Its interesting that you focus hard on "no SQL. So no SQL parsing. No query plan preparation, . . . ". Have you found SQL parsing and query plan prep to be actual bottlenecks in PostGres? This would be surprising to me.

Personally, I have found that occasionally doing simple things like memory mapping multi-gigabyte pre-sorted data and using simple binary search from within Java (well, Clojure to be truthful) can be quite performant. But that case involved static data and well-known search patterns. I have also flirted with column-stores for analytical workloads and they are pretty awesome for that.

There is such an explosion of options available these days in both relational and the NoSQL family. As much as I like hacking, I do try hard to ask myself "why can't one of these solutions do this hard work for me?"

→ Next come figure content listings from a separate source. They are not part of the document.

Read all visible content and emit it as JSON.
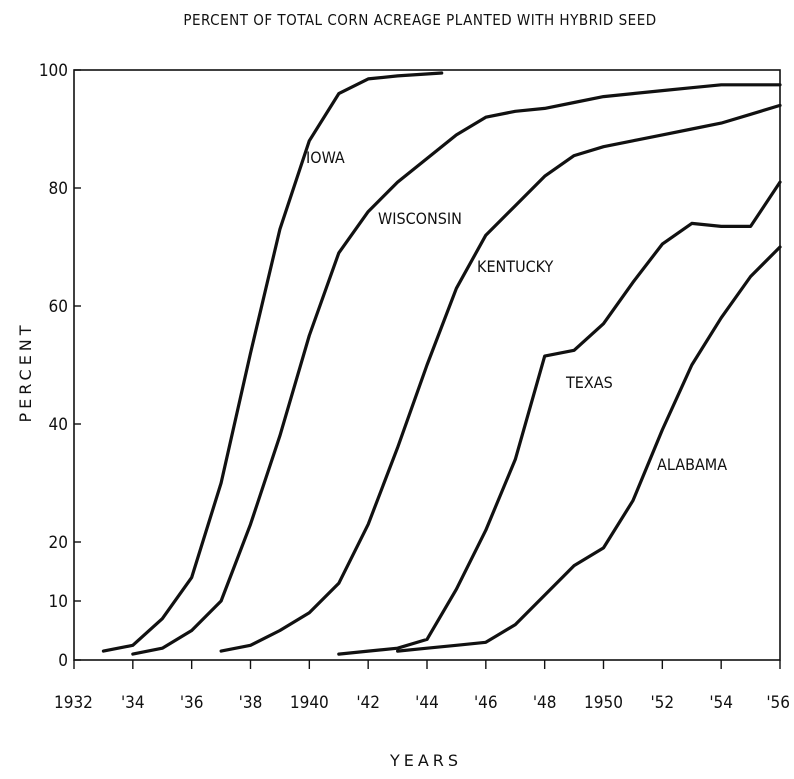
{
  "chart_data": {
    "type": "line",
    "title": "PERCENT OF TOTAL CORN ACREAGE PLANTED WITH HYBRID SEED",
    "xlabel": "YEARS",
    "ylabel": "PERCENT",
    "xlim": [
      1932,
      1956
    ],
    "ylim": [
      0,
      100
    ],
    "x_ticks": [
      {
        "value": 1932,
        "label": "1932"
      },
      {
        "value": 1934,
        "label": "'34"
      },
      {
        "value": 1936,
        "label": "'36"
      },
      {
        "value": 1938,
        "label": "'38"
      },
      {
        "value": 1940,
        "label": "1940"
      },
      {
        "value": 1942,
        "label": "'42"
      },
      {
        "value": 1944,
        "label": "'44"
      },
      {
        "value": 1946,
        "label": "'46"
      },
      {
        "value": 1948,
        "label": "'48"
      },
      {
        "value": 1950,
        "label": "1950"
      },
      {
        "value": 1952,
        "label": "'52"
      },
      {
        "value": 1954,
        "label": "'54"
      },
      {
        "value": 1956,
        "label": "'56"
      }
    ],
    "y_ticks": [
      {
        "value": 0,
        "label": "0"
      },
      {
        "value": 10,
        "label": "10"
      },
      {
        "value": 20,
        "label": "20"
      },
      {
        "value": 40,
        "label": "40"
      },
      {
        "value": 60,
        "label": "60"
      },
      {
        "value": 80,
        "label": "80"
      },
      {
        "value": 100,
        "label": "100"
      }
    ],
    "grid": false,
    "series": [
      {
        "name": "IOWA",
        "x": [
          1933,
          1934,
          1935,
          1936,
          1937,
          1938,
          1939,
          1940,
          1941,
          1942,
          1943,
          1944.5
        ],
        "y": [
          1.5,
          2.5,
          7,
          14,
          30,
          52,
          73,
          88,
          96,
          98.5,
          99,
          99.5
        ]
      },
      {
        "name": "WISCONSIN",
        "x": [
          1934,
          1935,
          1936,
          1937,
          1938,
          1939,
          1940,
          1941,
          1942,
          1943,
          1944,
          1945,
          1946,
          1947,
          1948,
          1949,
          1950,
          1951,
          1952,
          1953,
          1954,
          1955,
          1956
        ],
        "y": [
          1,
          2,
          5,
          10,
          23,
          38,
          55,
          69,
          76,
          81,
          85,
          89,
          92,
          93,
          93.5,
          94.5,
          95.5,
          96,
          96.5,
          97,
          97.5,
          97.5,
          97.5
        ]
      },
      {
        "name": "KENTUCKY",
        "x": [
          1937,
          1938,
          1939,
          1940,
          1941,
          1942,
          1943,
          1944,
          1945,
          1946,
          1947,
          1948,
          1949,
          1950,
          1951,
          1952,
          1953,
          1954,
          1955,
          1956
        ],
        "y": [
          1.5,
          2.5,
          5,
          8,
          13,
          23,
          36,
          50,
          63,
          72,
          77,
          82,
          85.5,
          87,
          88,
          89,
          90,
          91,
          92.5,
          94
        ]
      },
      {
        "name": "TEXAS",
        "x": [
          1941,
          1942,
          1943,
          1944,
          1945,
          1946,
          1947,
          1948,
          1949,
          1950,
          1951,
          1952,
          1953,
          1954,
          1955,
          1956
        ],
        "y": [
          1,
          1.5,
          2,
          3.5,
          12,
          22,
          34,
          51.5,
          52.5,
          57,
          64,
          70.5,
          74,
          73.5,
          73.5,
          81
        ]
      },
      {
        "name": "ALABAMA",
        "x": [
          1943,
          1944,
          1945,
          1946,
          1947,
          1948,
          1949,
          1950,
          1951,
          1952,
          1953,
          1954,
          1955,
          1956
        ],
        "y": [
          1.5,
          2,
          2.5,
          3,
          6,
          11,
          16,
          19,
          27,
          39,
          50,
          58,
          65,
          70
        ]
      }
    ]
  },
  "labels": {
    "iowa": "IOWA",
    "wisconsin": "WISCONSIN",
    "kentucky": "KENTUCKY",
    "texas": "TEXAS",
    "alabama": "ALABAMA"
  }
}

I suspect a 10x improvement will elude you (no such thing as a free lunch), but I geek out hard reading what other people do in these cases, so if you have a business case (or personal side-interest) to tackle your own data store, have at it. Post us what you find sometime. Good luck.

2 comments

Binary search etc will be done by the KV store like LMDB. Actually generating bytecode dynamically idea is from the Clojure itself.

I may not have to do all this if my tables and indexes are fixed. They are not. User keeps adding new Models and columns. What needs indexing also keeps changing. (All this is explained in the link I shared).

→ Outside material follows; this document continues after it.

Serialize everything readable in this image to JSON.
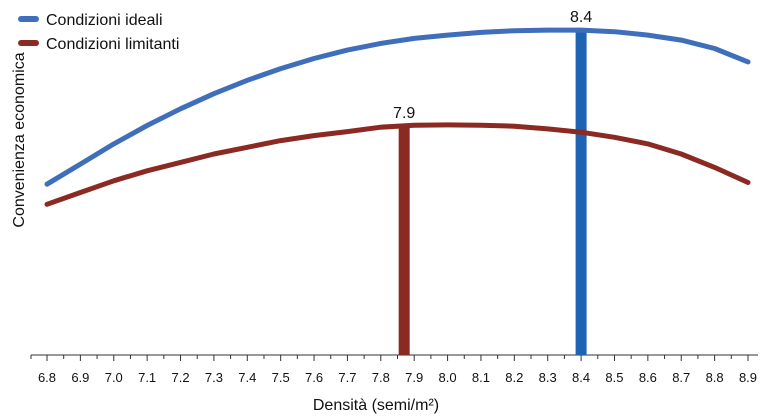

You can already get a 10x improvement just by switching from SQL to LDAP. SQL parsing is expensive and inefficient, even with pre-compiled queries.

Writing indexers is pretty tedious; I personally would use something that has already done this for me. Like OpenLDAP.

So a directory server can be a replacement for SQL? Do any one use it for that purpose? I always thought they are both completely different requirements. I will look into the possibility. Thanks for the suggestion.